Pandora has released its interim financial report for Q3 2017 revealing positive revenue growth in the UK of 22% compared with the same quarter last year.
Revenue growth in the UK was mainly driven by the expansion of the concept store network, sell-in of the Disney collection ahead of the October launch and timing of shipments.
During the quarter, the existing physical network developed negatively, partially offset by a good performance in the eStore.
Globally, the company reports that group revenue in Q2 2017 reached DKK 5,194 million (£614m) in local currency, an increase of 16% compared with Q2 2016. EMEA revenue increased by 15%, with growth driven mainly by positive performances in Italy and Germany.

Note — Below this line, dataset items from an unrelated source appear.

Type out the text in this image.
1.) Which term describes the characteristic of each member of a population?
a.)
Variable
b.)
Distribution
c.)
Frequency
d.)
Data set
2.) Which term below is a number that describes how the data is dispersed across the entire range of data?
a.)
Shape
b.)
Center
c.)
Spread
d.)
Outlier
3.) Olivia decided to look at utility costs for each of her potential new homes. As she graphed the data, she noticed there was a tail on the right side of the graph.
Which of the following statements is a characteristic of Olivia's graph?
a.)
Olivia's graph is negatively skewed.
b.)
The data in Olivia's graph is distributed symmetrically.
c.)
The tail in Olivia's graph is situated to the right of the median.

In total, revenue from Pandora-owned retail across the globe increased by 35%, while like-for-like growth for Pandora owned concept stores was 5%.
Gross margin was 74.2% in Q3 2017.
The Q3 reports also reveals that Pandora remains on track to become a “full jewellery” brand, with combined revenue from rings, earrings and necklaces & Pendants up 21%, the three categories representing 27% of Group revenue
Revenue from charms increased by 9%, while bracelets recorded a 13% growth.
Growth across all categories was supported by the launch of the Autumn collection in late August and included 20 additional products that were fast tracked to fulfil an identified opportunity with Pandora’s consumers, reflecting the significance of the jewellery giant’s new manufacturing capabilities and improved production lead times.
Furthermore, the new collection included 32 Pandora Rose products (out of a total of 128), which was very well received and revenue from Pandora Rose tripled compared to the same quarter last year. Finally, the Disney collection was launched for consumers in early October in EMEA with a positive initial reception.
Commenting on the results, Pandora’s chief executive officer, Anders Colding Friis, comments: “The results in the third quarter were in-line with our expectations, with the underlying development showing positives as well as negatives. Most of our major growth markets – Germany, Italy, Australia and China – continued to show strong performance with double-digit growth rates, whereas the retail environment in the US, combined with currency headwind from the US Dollar, continued to be a challenge.”
The jewellery giant’s financial guidance for FY 2017 is unchanged, even though full year revenue is expected in the low end of the earlier guided range of DKK 23-24 billion (£2-3bn), this is mainly due to currency headwinds and impact from hurricanes.